Luckily, my buddy waited for me patiently. I walked to our table so fast I almost missed how swanky the interior looks. The décor is upscale modern, with wood slats on the walls that make the space warm and appealing and direct the natural light from the windows. There’s a sushi/oyster bar in the back, and the kitchen is partially exposed. It’s clear when you step through the door that someone spent a lot of time and effort creating the ambiance.
After apologies and excuses (my pal has heard them all), I scanned the menu with the excitement of a kid on Christmas morning. I’ve been waiting for this place to open for a while now.
On paper, Pacific Table sounded like the answer to my prayers: a non-chain seafood restaurant where I can eat without fear of clogging my arteries or having to pay $40 for an entrée. It’s the brainchild of Chef Felipe Armenta of The Tavern Bar & Grill fame. And though I’ve had some issues with the Tavern (“Up at the Crack of Egg,” March 27, 2013), I enjoy it for the most part.
The menu is a little scattered, offering prime rib, roasted chicken, sushi, salads, sandwiches, and of course seafood. I was a little disappointed with the entrée selection.
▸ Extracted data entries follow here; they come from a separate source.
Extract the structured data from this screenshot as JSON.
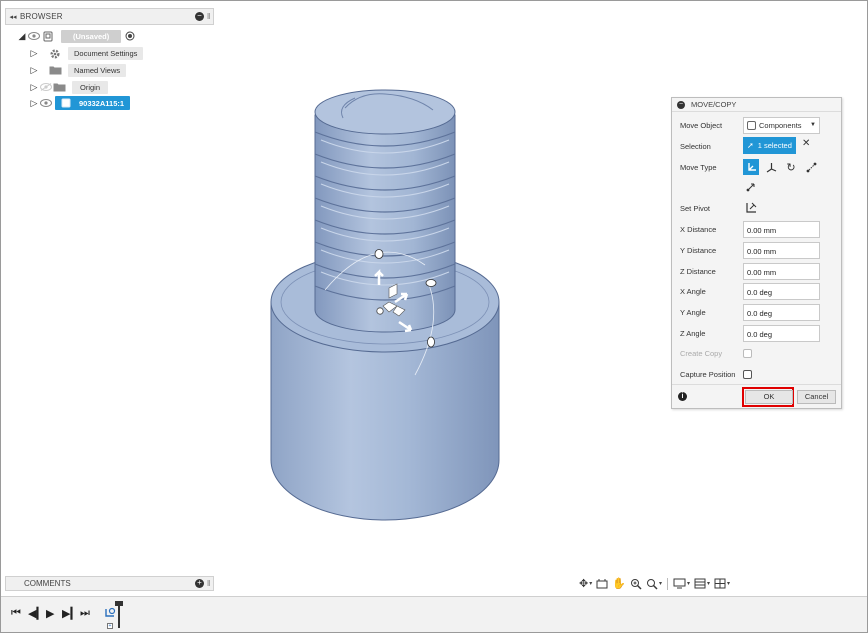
{
  "browser": {
    "title": "BROWSER",
    "root_label": "(Unsaved)",
    "items": [
      {
        "label": "Document Settings",
        "icon": "gear-icon"
      },
      {
        "label": "Named Views",
        "icon": "folder-icon"
      },
      {
        "label": "Origin",
        "icon": "folder-icon"
      },
      {
        "label": "90332A115:1",
        "icon": "component-icon"
      }
    ]
  },
  "comments": {
    "title": "COMMENTS"
  },
  "dialog": {
    "title": "MOVE/COPY",
    "move_object_label": "Move Object",
    "move_object_value": "Components",
    "selection_label": "Selection",
    "selection_value": "1 selected",
    "move_type_label": "Move Type",
    "move_types": [
      "free-move-icon",
      "translate-icon",
      "rotate-icon",
      "point-to-point-icon",
      "point-to-position-icon"
    ],
    "set_pivot_label": "Set Pivot",
    "x_distance_label": "X Distance",
    "x_distance_value": "0.00 mm",
    "y_distance_label": "Y Distance",
    "y_distance_value": "0.00 mm",
    "z_distance_label": "Z Distance",
    "z_distance_value": "0.00 mm",
    "x_angle_label": "X Angle",
    "x_angle_value": "0.0 deg",
    "y_angle_label": "Y Angle",
    "y_angle_value": "0.0 deg",
    "z_angle_label": "Z Angle",
    "z_angle_value": "0.0 deg",
    "create_copy_label": "Create Copy",
    "capture_position_label": "Capture Position",
    "ok_label": "OK",
    "cancel_label": "Cancel"
  },
  "colors": {
    "accent": "#2196d6",
    "highlight": "#e00000",
    "model": "#a9bdd9"
  },
  "nav_icons": [
    "orbit-icon",
    "look-at-icon",
    "pan-icon",
    "zoom-window-icon",
    "zoom-icon",
    "display-settings-icon",
    "grid-icon",
    "viewports-icon"
  ],
  "timeline_icons": [
    "go-to-start-icon",
    "step-back-icon",
    "play-icon",
    "step-forward-icon",
    "go-to-end-icon"
  ]
}
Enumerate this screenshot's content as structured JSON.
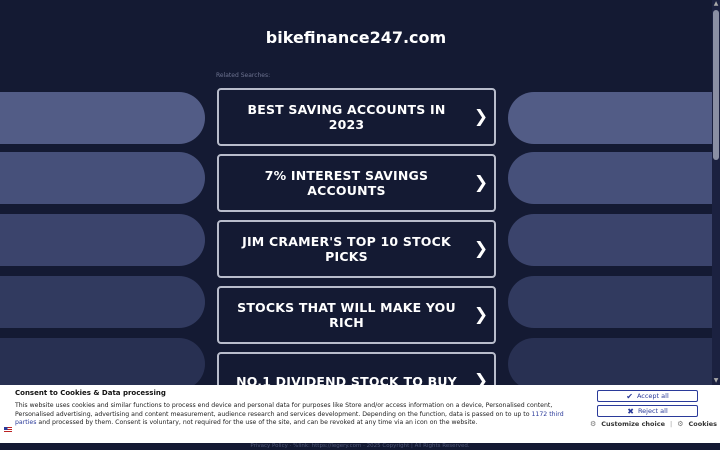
{
  "header": {
    "site_title": "bikefinance247.com"
  },
  "related": {
    "label": "Related Searches:"
  },
  "tiles": [
    {
      "label": "BEST SAVING ACCOUNTS IN 2023"
    },
    {
      "label": "7% INTEREST SAVINGS ACCOUNTS"
    },
    {
      "label": "JIM CRAMER'S TOP 10 STOCK PICKS"
    },
    {
      "label": "STOCKS THAT WILL MAKE YOU RICH"
    },
    {
      "label": "NO.1 DIVIDEND STOCK TO BUY"
    }
  ],
  "chevron_glyph": "❯",
  "footer": {
    "text": "Privacy Policy · %link: https://legery.com · 2025 Copyright | All Rights Reserved."
  },
  "consent": {
    "title": "Consent to Cookies & Data processing",
    "text_before_link": "This website uses cookies and similar functions to process end device and personal data for purposes like Store and/or access information on a device, Personalised content, Personalised advertising, advertising and content measurement, audience research and services development. Depending on the function, data is passed on to up to ",
    "link_text": "1172 third parties",
    "text_after_link": " and processed by them. Consent is voluntary, not required for the use of the site, and can be revoked at any time via an icon on the website.",
    "accept_label": "Accept all",
    "reject_label": "Reject all",
    "customize_label": "Customize choice",
    "separator": "|",
    "cookies_label": "Cookies"
  },
  "icons": {
    "check": "check-icon",
    "reject": "x-icon",
    "gear": "gear-icon",
    "flag": "flag-icon",
    "chevron": "chevron-right-icon"
  },
  "colors": {
    "background": "#141a33",
    "accent": "#2a3a9a",
    "tile_border": "#b8bccb"
  }
}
That part of the menu is small, with only four seafood entrées –– and two of them are salmon. The kitchen is going for simple and elegant, which is a fine goal. However, our food was too simple and not elegant enough.
My guest and I started with the fried oysters ($10), battered and topped with flecks of garlic and parsley and served with a grilled lemon. It was the kind of delicious starter that really showcased the oysters.
The trout almondine entrée ($18), with brown butter sauce and vegetables, was a littletoo plain-Jane. It wasn’t bad, but it had no restaurant flair. Most folks could have done it at home. The grilled trout was served skin-on, with chunks of almonds scattered on top that added a nice crunchy texture. The butter sauce overpowered the fish, however, and it didn’t help that the veggies were soaked in butter and also topped with almonds. It was a one-note dish.
The scallop salad ($16) was another decent but not inspired choice. The scallops were pan-seared and caramelized on top, served with wild greens, apples, golden raisins, and a pecan vinaigrette. The scallops were buttery and well seasoned with salt and pepper. The apple-raisin combo made the dish a little sweet. The pecan dressing could have tied the flavors together but was too bland for the job.
This place still has loads of potential, and I’ll definitely be back. The décor is cool, the service was fast and friendly, and the kitchen’s execution was flawless. This town badly needs another good, reasonably priced seafood restaurant. If the chef will just add a little excitement to the menu, I promise I’ll get there on time for my next visit. Hey — wonders never cease.